L’Africa combatte ancora contro i golpe, più di dieci negli ultimi due anni. Il Niger sta trascinando l’intera regione del Sahel in una crisi profonda. Vediamo che succede!

Con il termine “Sahel” intendiamo quella fascia di territorio che si estende dall’Oceano atlantico fino al Mar Morto, nell’Africa subsahariana. Tale territorio si trova inoltre tra il deserto del Sahara (nord) e la savana sudanese (sud). Esso copre diversi paesi, partendo dal Gambia e dal Senegal fino all’Eritrea, passando per il Niger, il Mali e il sud della Mauritania. In tutto attraversa 9 paesi.

La denominazione proviene dall’arabo “al-Sāhil”, termine che intende l’area di contratto tra zone desertiche e steppe. È un’area geograficamente e geopoliticamente molto importante, soprattutto per il commercio e per l’economia.

È nel Sahel che si contano, negli ultimi anni, diversi colpi di Stato, di cui l’ultimo nel luglio 2023 in Niger. In Africa occidentale, infatti, le statistiche dal 2020 contano circa 12 golpe o tentati golpe, rendendola una zona “calda” per la politica internazionale.

Cos’è un golpe?

Con “golpe” o “colpo di Stato” si intende il rovesciamento dell’ordine costituito (dunque delle istituzioni costituzionalmente costituitesi) per mano di uno o più soggetti supportati da élite istituzionali, come gli apparati militari. Nella storia mondiale, soprattutto nel 1900, i golpe si sono susseguiti in diverse parti del mondo, dall’America Latina all’Africa, la quale ancora oggi combatte con questi eventi. 

Il colpo di Stato in Niger e il tentato golpe in Sierra Leone sono solo gli ultimi di una lunga serie di eventi antidemocratici che hanno scosso il continente africano negli ultimi decenni. 

Il golpe ha natura solitamente violenta, atta a scardinare e a ribaltare il regime in vigore. Gli eventi del Niger, che hanno portato il Presidente Bazoum ad essere destituito, hanno acuito ancora di più la crisi dell’Africa occidentale, già pesantemente scosso dai golpe in Mali e in Burkina Fasi. Il rovesciamenti di Bazoum rischia di trascinare una grande parte del continente in guerra, paventata dagli stati dell’Ecowas all’indomani del golpe contro Bazoum.

Dove troviamo i golpe?

Negli ultimi due anni i colpi di Stato (riusciti o falliti) sono stati parecchi. Ne contiamo due in Mali, due in Burkina Faso e anche in Sudan, ai quali si aggiunge quello del Niger. In quest’ultimo Stato ve ne è stato anche uno nel 2021, fallito poco prima dell’insediamento del Presidente Bazoum. Nello stesso anno anche la Guinea ha subito un golpe, mentre l’anno successivo la Guinea Bissau. Crisi democratiche sono state registrate anche nello Stato del Ciad, in Tunisia e Libia

La grande instabilità politica di questa regione mette a rischio l’intera stabilità continentale, già precaria a causa di crisi sanitarie e sociali.

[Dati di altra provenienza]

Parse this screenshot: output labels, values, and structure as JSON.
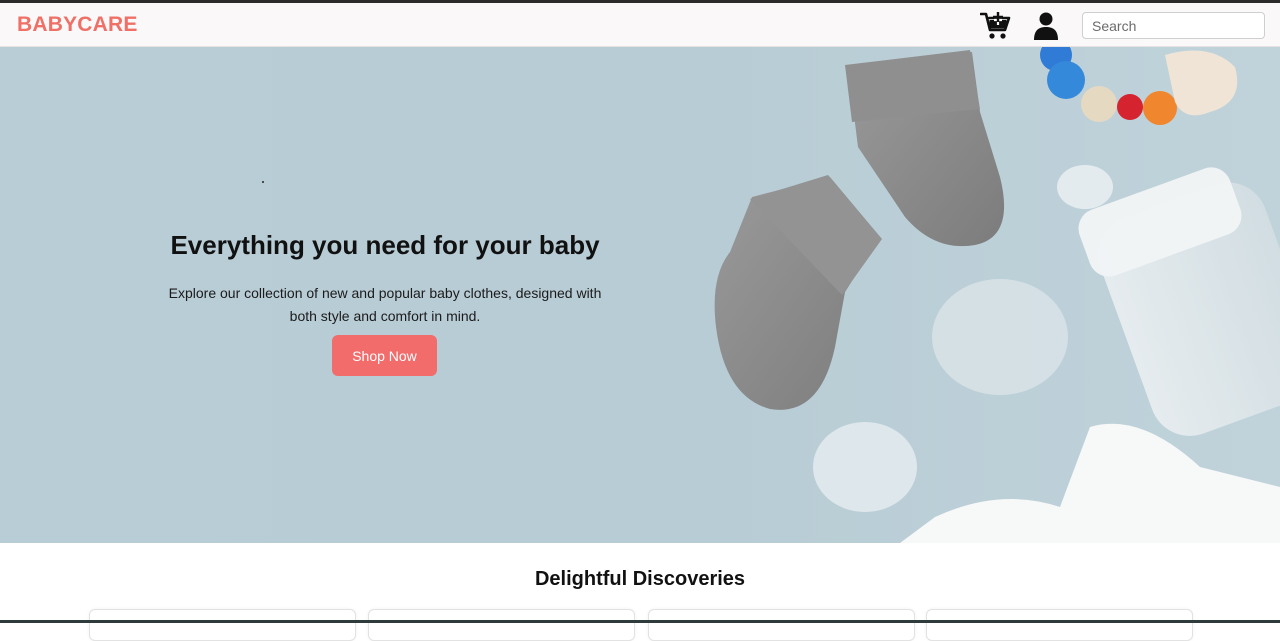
{
  "header": {
    "brand": "BABYCARE",
    "cart_icon": "cart-add-icon",
    "user_icon": "user-icon",
    "search": {
      "placeholder": "Search",
      "value": ""
    }
  },
  "hero": {
    "title": "Everything you need for your baby",
    "subtitle": "Explore our collection of new and popular baby clothes, designed with both style and comfort in mind.",
    "cta_label": "Shop Now"
  },
  "section": {
    "title": "Delightful Discoveries",
    "cards": [
      {},
      {},
      {},
      {}
    ]
  },
  "colors": {
    "brand": "#ef7067",
    "cta": "#f26c6c",
    "hero_background": "#b9cdd6"
  }
}
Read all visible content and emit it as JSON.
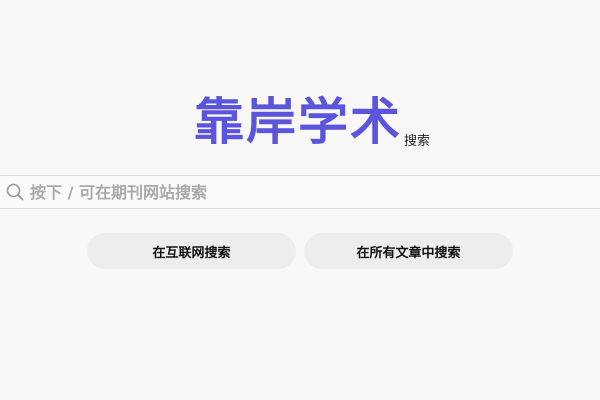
{
  "logo": {
    "title": "靠岸学术",
    "subtitle": "搜索"
  },
  "search": {
    "placeholder": "按下 / 可在期刊网站搜索",
    "value": "",
    "icon": "search-icon"
  },
  "actions": {
    "internet_search_label": "在互联网搜索",
    "articles_search_label": "在所有文章中搜索"
  },
  "colors": {
    "brand": "#5b55dc",
    "background": "#f8f8f8",
    "button_bg": "#ededed"
  }
}
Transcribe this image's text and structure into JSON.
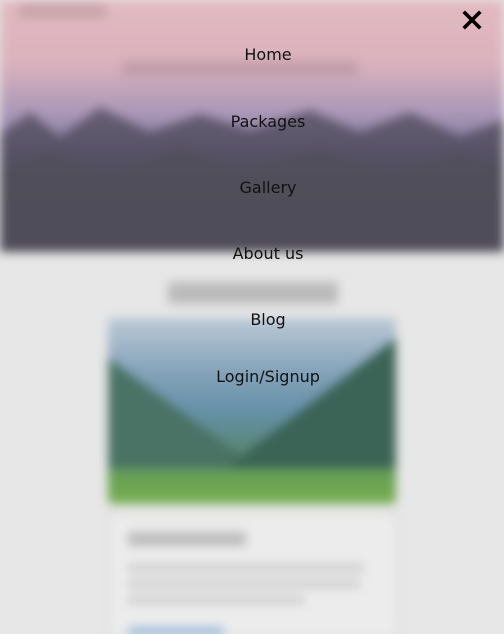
{
  "nav": {
    "items": [
      {
        "label": "Home"
      },
      {
        "label": "Packages"
      },
      {
        "label": "Gallery"
      },
      {
        "label": "About us"
      },
      {
        "label": "Blog"
      },
      {
        "label": "Login/Signup"
      }
    ]
  },
  "close_icon": "close-icon",
  "colors": {
    "menu_text": "#111111",
    "backdrop": "#e6e6e6",
    "hero_top": "#e3b7bd",
    "hero_bottom": "#4a4857"
  }
}
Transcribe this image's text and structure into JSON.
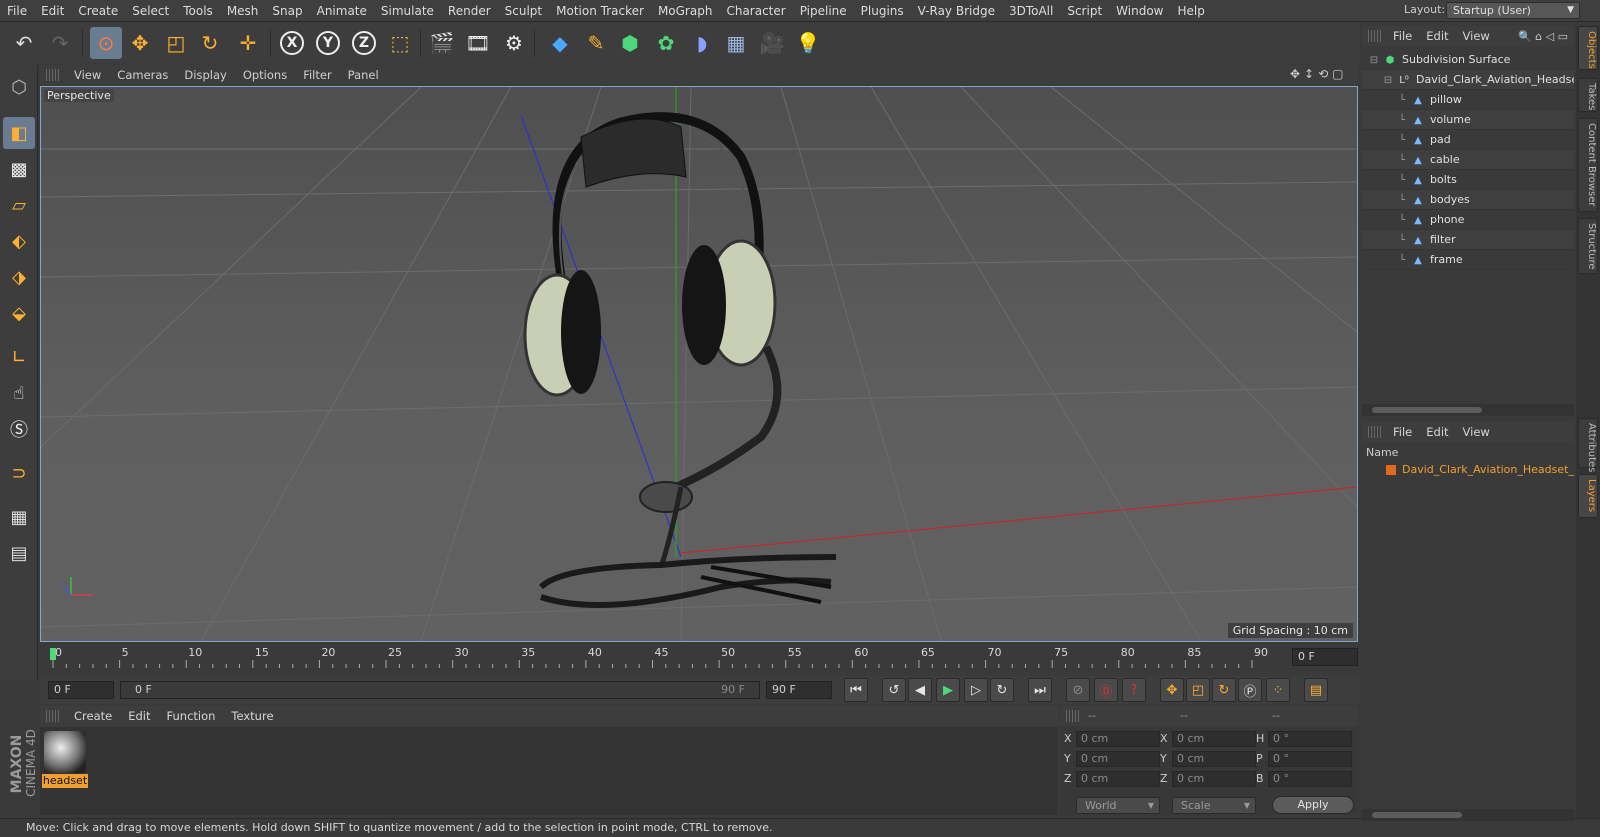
{
  "menu": [
    "File",
    "Edit",
    "Create",
    "Select",
    "Tools",
    "Mesh",
    "Snap",
    "Animate",
    "Simulate",
    "Render",
    "Sculpt",
    "Motion Tracker",
    "MoGraph",
    "Character",
    "Pipeline",
    "Plugins",
    "V-Ray Bridge",
    "3DToAll",
    "Script",
    "Window",
    "Help"
  ],
  "layout": {
    "label": "Layout:",
    "value": "Startup (User)"
  },
  "viewport": {
    "menu": [
      "View",
      "Cameras",
      "Display",
      "Options",
      "Filter",
      "Panel"
    ],
    "label": "Perspective",
    "grid_spacing": "Grid Spacing : 10 cm"
  },
  "timeline": {
    "ticks": [
      "0",
      "5",
      "10",
      "15",
      "20",
      "25",
      "30",
      "35",
      "40",
      "45",
      "50",
      "55",
      "60",
      "65",
      "70",
      "75",
      "80",
      "85",
      "90"
    ],
    "current_frame": "0 F"
  },
  "transport": {
    "start_field": "0 F",
    "range_start": "0 F",
    "range_end": "90 F",
    "end_field": "90 F"
  },
  "material_manager": {
    "menu": [
      "Create",
      "Edit",
      "Function",
      "Texture"
    ],
    "material_name": "headset"
  },
  "coordinates": {
    "header_cols": [
      "--",
      "--",
      "--"
    ],
    "rows": [
      {
        "a_label": "X",
        "a_val": "0 cm",
        "b_label": "X",
        "b_val": "0 cm",
        "c_label": "H",
        "c_val": "0 °"
      },
      {
        "a_label": "Y",
        "a_val": "0 cm",
        "b_label": "Y",
        "b_val": "0 cm",
        "c_label": "P",
        "c_val": "0 °"
      },
      {
        "a_label": "Z",
        "a_val": "0 cm",
        "b_label": "Z",
        "b_val": "0 cm",
        "c_label": "B",
        "c_val": "0 °"
      }
    ],
    "space": "World",
    "mode": "Scale",
    "apply": "Apply"
  },
  "status": "Move: Click and drag to move elements. Hold down SHIFT to quantize movement / add to the selection in point mode, CTRL to remove.",
  "objects_panel": {
    "menu": [
      "File",
      "Edit",
      "View"
    ],
    "tree": [
      {
        "name": "Subdivision Surface",
        "level": 0
      },
      {
        "name": "David_Clark_Aviation_Headset_H",
        "level": 1
      },
      {
        "name": "pillow",
        "level": 2
      },
      {
        "name": "volume",
        "level": 2
      },
      {
        "name": "pad",
        "level": 2
      },
      {
        "name": "cable",
        "level": 2
      },
      {
        "name": "bolts",
        "level": 2
      },
      {
        "name": "bodyes",
        "level": 2
      },
      {
        "name": "phone",
        "level": 2
      },
      {
        "name": "filter",
        "level": 2
      },
      {
        "name": "frame",
        "level": 2
      }
    ]
  },
  "layers_panel": {
    "menu": [
      "File",
      "Edit",
      "View"
    ],
    "column": "Name",
    "layer": "David_Clark_Aviation_Headset_Ha"
  },
  "side_tabs": [
    "Objects",
    "Takes",
    "Content Browser",
    "Structure",
    "Attributes",
    "Layers"
  ],
  "maxon": {
    "line1": "MAXON",
    "line2": "CINEMA 4D"
  },
  "colors": {
    "accent": "#f0a030",
    "selection": "#6a7c92",
    "viewport_border": "#7ea7d6"
  }
}
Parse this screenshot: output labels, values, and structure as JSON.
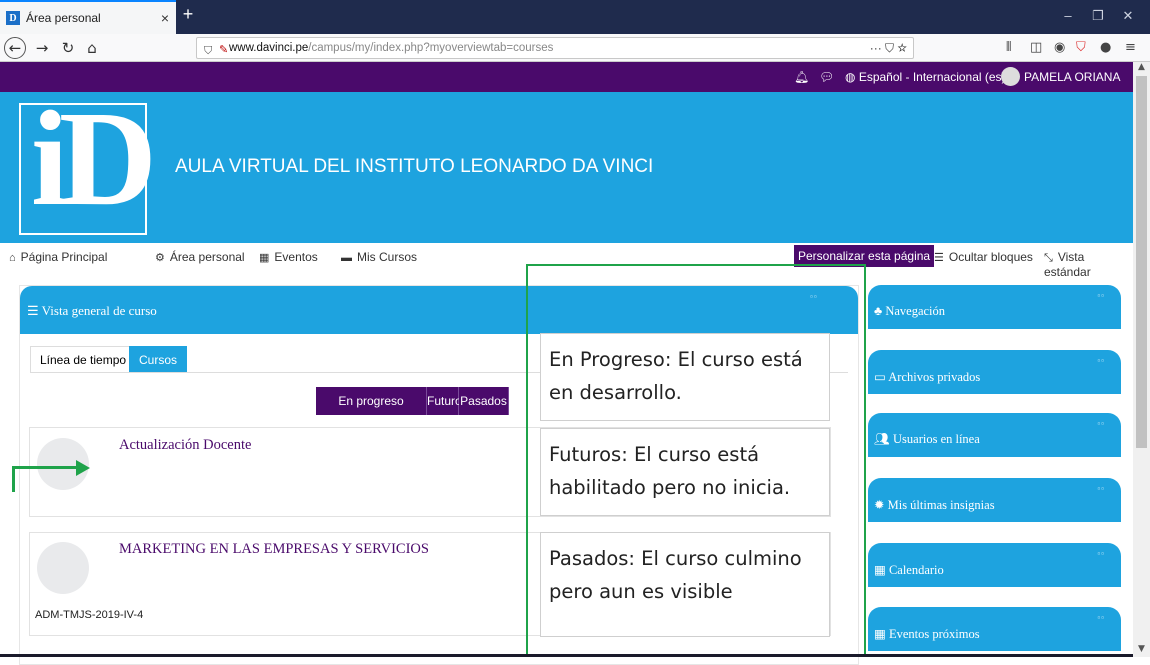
{
  "browser": {
    "tab_title": "Área personal",
    "tab_favicon": "D",
    "tab_close": "×",
    "new_tab": "+",
    "url_domain": "www.davinci.pe",
    "url_path": "/campus/my/index.php?myoverviewtab=courses",
    "url_actions": "··· ⛉ ☆",
    "window_controls": [
      "–",
      "❐",
      "✕"
    ]
  },
  "header": {
    "notification_icon": "bell-icon",
    "messages_icon": "chat-icon",
    "language": "Español - Internacional (es)",
    "user_name": "PAMELA ORIANA",
    "user_caret": "⌄"
  },
  "banner": {
    "logo_text": "iD",
    "site_title": "AULA VIRTUAL DEL INSTITUTO LEONARDO DA VINCI"
  },
  "menu": {
    "items": [
      {
        "label": "Página Principal",
        "icon": "home-icon"
      },
      {
        "label": "Área personal",
        "icon": "dashboard-icon"
      },
      {
        "label": "Eventos",
        "icon": "calendar-icon"
      },
      {
        "label": "Mis Cursos",
        "icon": "briefcase-icon"
      }
    ],
    "customize": "Personalizar esta página",
    "hide_blocks": "Ocultar bloques",
    "standard_view": "Vista estándar"
  },
  "overview": {
    "title": "Vista general de curso",
    "tabs": [
      "Línea de tiempo",
      "Cursos"
    ],
    "filters": [
      "En progreso",
      "Futuros",
      "Pasados"
    ],
    "courses": [
      {
        "name": "Actualización Docente",
        "code": ""
      },
      {
        "name": "MARKETING EN LAS EMPRESAS Y SERVICIOS",
        "code": "ADM-TMJS-2019-IV-4"
      }
    ]
  },
  "sidebar_blocks": [
    {
      "label": "Navegación",
      "icon": "sitemap-icon"
    },
    {
      "label": "Archivos privados",
      "icon": "folder-icon"
    },
    {
      "label": "Usuarios en línea",
      "icon": "users-icon"
    },
    {
      "label": "Mis últimas insignias",
      "icon": "badge-icon"
    },
    {
      "label": "Calendario",
      "icon": "calendar-icon"
    },
    {
      "label": "Eventos próximos",
      "icon": "calendar-icon"
    }
  ],
  "annotations": [
    "En Progreso: El curso está en desarrollo.",
    "Futuros: El curso está habilitado pero no inicia.",
    "Pasados: El curso culmino pero aun es visible"
  ],
  "colors": {
    "primary_purple": "#4a0a6b",
    "primary_blue": "#1ea3df",
    "annotation_green": "#1fa34a"
  }
}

Perché l’Occidente è preoccupato?

I paesi dell’Occidente stanno guardando in questi giorni al Sahel con forte preoccupazione, iniziando inoltre le procedure di evacuazione per i cittadini presenti in Niger (Francia, Germania, Italia e Spagna). Il golpe del Niger rischia di trascinare in guerra diversi paesi della regione, essendo stato dato un ultimatum ai militari insediatisi a Niamey da parte degli Stati dell’Ecowas. Ad oggi la regione è spaccata in due, tra i paesi che procederebbero ad un intervento armato in Niger e quelli che invece entrerebbero in guerra supportando quest’ultimo. L’instabilità del Sahel mette a dura prova i contingenti e i militari presenti nella zona, importante per gli Stati occidentali a livello economico e commerciale.

Seguiranno aggiornamenti all’evolversi degli eventi!